Promoting parallel interest rate cuts and balance sheet reduction, inflation is a choice for the Federal Reserve
On December 16, as Trump's confidant pushed for Waller to become the next chair of the Federal Reserve, the probability of Waller becoming the new chair of the Federal Reserve has surpassed Hassett, rising to the top. Deutsche Bank's Matthew Luzzetti team pointed out in their latest research report that if Waller is elected as chair of the Federal Reserve, he may support interest rate cuts while advancing balance sheet reduction (QT). However, the premise for both to proceed in parallel is that regulatory reforms can reduce the banking system's demand for reserves, and whether this can be achieved in the short term remains uncertain.
As a popular successor to Powell, Waller earlier this year proposed the view that "inflation is a choice," arguing that inflation is not caused by supply chains or geopolitical issues, but rather stems from the Federal Reserve's own policy decisions, calling for the Federal Reserve and the Treasury to each fulfill their respective responsibilities for interest rates and fiscal accounts, while the Federal Reserve must reform and return to its core mission of maintaining price stability.

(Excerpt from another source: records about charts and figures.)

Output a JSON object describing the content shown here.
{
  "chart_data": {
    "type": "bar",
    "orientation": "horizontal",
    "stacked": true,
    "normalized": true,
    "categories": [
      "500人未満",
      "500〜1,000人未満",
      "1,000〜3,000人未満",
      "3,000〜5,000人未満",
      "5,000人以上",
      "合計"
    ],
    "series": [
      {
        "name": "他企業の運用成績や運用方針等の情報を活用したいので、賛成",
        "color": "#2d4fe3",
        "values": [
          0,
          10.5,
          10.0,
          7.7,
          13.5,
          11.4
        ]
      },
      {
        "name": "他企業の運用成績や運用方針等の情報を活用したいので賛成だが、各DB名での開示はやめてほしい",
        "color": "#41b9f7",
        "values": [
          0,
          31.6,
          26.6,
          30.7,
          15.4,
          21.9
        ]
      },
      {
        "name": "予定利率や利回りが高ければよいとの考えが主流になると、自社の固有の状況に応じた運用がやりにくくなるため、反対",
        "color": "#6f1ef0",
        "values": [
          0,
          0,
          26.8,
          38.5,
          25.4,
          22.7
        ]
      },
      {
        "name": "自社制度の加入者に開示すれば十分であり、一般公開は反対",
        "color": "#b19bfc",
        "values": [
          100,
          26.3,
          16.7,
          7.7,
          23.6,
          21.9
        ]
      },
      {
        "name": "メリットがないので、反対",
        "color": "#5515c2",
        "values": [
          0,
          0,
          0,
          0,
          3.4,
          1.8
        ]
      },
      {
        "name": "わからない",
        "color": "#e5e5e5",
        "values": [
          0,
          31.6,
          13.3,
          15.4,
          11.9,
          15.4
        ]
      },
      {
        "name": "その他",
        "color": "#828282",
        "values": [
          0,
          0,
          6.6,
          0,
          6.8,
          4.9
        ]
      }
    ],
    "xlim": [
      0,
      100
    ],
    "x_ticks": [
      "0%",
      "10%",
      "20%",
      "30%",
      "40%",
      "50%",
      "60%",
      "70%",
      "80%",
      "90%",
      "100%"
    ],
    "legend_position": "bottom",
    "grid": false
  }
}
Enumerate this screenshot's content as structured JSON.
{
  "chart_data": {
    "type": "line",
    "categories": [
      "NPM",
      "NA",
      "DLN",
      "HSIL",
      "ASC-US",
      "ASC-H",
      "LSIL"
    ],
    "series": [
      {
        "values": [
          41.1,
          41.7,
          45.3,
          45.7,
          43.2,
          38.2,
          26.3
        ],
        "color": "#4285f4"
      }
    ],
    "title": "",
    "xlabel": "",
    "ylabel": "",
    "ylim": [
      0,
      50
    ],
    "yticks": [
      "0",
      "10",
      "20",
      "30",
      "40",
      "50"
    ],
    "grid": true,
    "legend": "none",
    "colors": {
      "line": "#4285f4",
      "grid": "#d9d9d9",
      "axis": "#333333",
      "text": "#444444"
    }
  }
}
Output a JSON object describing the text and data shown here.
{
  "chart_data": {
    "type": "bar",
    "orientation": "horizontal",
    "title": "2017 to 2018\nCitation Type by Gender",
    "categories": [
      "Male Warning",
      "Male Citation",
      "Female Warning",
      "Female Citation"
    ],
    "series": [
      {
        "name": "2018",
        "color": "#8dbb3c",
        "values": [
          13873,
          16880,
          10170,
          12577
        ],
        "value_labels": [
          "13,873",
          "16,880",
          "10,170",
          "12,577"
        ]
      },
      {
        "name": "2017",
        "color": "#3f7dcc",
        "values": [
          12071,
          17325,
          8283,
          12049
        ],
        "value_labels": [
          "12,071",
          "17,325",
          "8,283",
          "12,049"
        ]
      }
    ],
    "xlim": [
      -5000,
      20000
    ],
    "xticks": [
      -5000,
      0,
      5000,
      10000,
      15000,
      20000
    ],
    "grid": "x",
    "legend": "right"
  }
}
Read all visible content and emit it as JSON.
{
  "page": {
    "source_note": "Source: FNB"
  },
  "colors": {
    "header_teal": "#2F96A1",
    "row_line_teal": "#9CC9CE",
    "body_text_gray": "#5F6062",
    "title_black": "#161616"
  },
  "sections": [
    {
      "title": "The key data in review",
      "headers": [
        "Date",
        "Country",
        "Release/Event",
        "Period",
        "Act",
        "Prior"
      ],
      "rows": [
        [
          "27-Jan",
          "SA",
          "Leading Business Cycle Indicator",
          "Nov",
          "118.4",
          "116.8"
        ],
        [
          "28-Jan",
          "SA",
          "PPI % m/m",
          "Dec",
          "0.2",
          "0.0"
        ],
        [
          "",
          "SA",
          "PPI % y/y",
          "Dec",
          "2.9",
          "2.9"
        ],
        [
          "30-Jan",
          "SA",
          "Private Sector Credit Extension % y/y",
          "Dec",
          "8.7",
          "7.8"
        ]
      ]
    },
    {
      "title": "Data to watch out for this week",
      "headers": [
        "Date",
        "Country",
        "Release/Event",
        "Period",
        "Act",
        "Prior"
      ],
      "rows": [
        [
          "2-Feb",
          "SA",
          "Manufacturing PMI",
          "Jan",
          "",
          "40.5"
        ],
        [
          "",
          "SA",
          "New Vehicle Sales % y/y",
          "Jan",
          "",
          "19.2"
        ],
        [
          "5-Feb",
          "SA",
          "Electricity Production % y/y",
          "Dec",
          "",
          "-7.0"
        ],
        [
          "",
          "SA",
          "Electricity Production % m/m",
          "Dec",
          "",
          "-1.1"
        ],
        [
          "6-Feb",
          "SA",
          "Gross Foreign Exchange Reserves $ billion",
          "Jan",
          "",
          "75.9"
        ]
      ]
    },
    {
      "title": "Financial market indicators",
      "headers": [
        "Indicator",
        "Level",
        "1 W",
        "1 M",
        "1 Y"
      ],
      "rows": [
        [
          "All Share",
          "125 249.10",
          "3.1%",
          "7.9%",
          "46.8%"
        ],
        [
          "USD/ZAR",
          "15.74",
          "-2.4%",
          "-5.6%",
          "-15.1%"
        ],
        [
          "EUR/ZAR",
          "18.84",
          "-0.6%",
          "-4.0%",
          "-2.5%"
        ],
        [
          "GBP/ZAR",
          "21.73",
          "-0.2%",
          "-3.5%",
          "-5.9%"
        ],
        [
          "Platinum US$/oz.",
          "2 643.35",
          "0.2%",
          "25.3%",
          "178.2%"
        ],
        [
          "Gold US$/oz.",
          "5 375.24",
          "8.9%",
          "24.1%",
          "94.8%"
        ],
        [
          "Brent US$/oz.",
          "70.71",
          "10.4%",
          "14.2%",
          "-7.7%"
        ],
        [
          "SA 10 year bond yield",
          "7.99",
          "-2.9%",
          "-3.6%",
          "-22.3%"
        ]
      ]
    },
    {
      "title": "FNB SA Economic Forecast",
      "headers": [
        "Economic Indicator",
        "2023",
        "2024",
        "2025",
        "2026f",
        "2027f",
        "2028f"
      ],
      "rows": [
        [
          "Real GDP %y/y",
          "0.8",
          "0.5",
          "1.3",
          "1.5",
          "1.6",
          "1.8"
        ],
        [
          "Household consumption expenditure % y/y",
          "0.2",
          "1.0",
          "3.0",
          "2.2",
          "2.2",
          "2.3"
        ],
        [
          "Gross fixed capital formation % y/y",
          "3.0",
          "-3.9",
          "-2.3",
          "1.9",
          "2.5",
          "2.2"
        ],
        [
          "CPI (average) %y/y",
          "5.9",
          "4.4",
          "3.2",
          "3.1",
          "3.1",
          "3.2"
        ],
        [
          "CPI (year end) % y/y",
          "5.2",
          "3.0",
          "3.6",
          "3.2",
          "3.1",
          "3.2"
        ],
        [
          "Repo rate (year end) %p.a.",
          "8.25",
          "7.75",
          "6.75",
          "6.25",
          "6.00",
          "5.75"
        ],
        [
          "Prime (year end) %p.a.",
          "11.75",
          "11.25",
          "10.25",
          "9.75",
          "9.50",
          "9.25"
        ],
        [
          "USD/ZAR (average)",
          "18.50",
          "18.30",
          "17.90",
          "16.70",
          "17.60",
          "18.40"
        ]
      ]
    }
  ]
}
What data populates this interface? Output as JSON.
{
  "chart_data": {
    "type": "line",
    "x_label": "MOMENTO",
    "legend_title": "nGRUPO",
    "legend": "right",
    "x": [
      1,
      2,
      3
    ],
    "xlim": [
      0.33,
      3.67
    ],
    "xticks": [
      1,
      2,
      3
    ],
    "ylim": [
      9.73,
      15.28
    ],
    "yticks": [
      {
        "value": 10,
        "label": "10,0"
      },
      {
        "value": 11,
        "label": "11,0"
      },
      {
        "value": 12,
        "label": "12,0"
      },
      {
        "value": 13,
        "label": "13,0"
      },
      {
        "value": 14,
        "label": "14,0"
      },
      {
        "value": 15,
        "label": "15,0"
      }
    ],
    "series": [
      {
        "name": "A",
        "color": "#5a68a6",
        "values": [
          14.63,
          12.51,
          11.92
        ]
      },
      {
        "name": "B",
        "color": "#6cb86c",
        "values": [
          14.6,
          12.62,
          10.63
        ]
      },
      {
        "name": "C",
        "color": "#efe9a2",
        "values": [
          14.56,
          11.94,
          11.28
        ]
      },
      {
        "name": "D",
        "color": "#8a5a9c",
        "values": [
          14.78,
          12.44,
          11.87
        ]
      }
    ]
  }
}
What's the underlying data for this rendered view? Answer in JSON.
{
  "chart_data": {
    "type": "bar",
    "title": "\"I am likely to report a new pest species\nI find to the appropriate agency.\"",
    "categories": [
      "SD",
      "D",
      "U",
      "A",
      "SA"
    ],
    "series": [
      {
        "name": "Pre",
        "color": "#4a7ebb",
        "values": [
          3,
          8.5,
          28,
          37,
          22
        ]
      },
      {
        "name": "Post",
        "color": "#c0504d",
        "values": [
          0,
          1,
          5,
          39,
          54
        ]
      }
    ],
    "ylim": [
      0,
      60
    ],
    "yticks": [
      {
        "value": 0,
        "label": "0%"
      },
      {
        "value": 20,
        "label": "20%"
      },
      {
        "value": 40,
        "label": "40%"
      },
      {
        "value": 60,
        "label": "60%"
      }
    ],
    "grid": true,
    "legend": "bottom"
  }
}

Despite criticizing policies, he is extremely optimistic about the prospects of the U.S. economy, believing that AI and deregulation will bring about a productivity explosion similar to the 1980s.
In terms of background, Waller is a lawyer by training and served as a Federal Reserve governor from 2006 to 2011, playing a key communication role during the global financial crisis. He has long criticized the Federal Reserve's aggressive balance sheet expansion policy over the past 15 years, arguing that quantitative easing deviates from the central bank's core functions. Currently, Waller is a partner at the Druckenmiller Family Office Duquesne, while also serving as a distinguished visiting scholar at the Hoover Institution and a lecturer at the Stanford Graduate School of Business, his background spanning academia, regulation, and investment gives him broad influence in the fields of monetary policy and financial markets.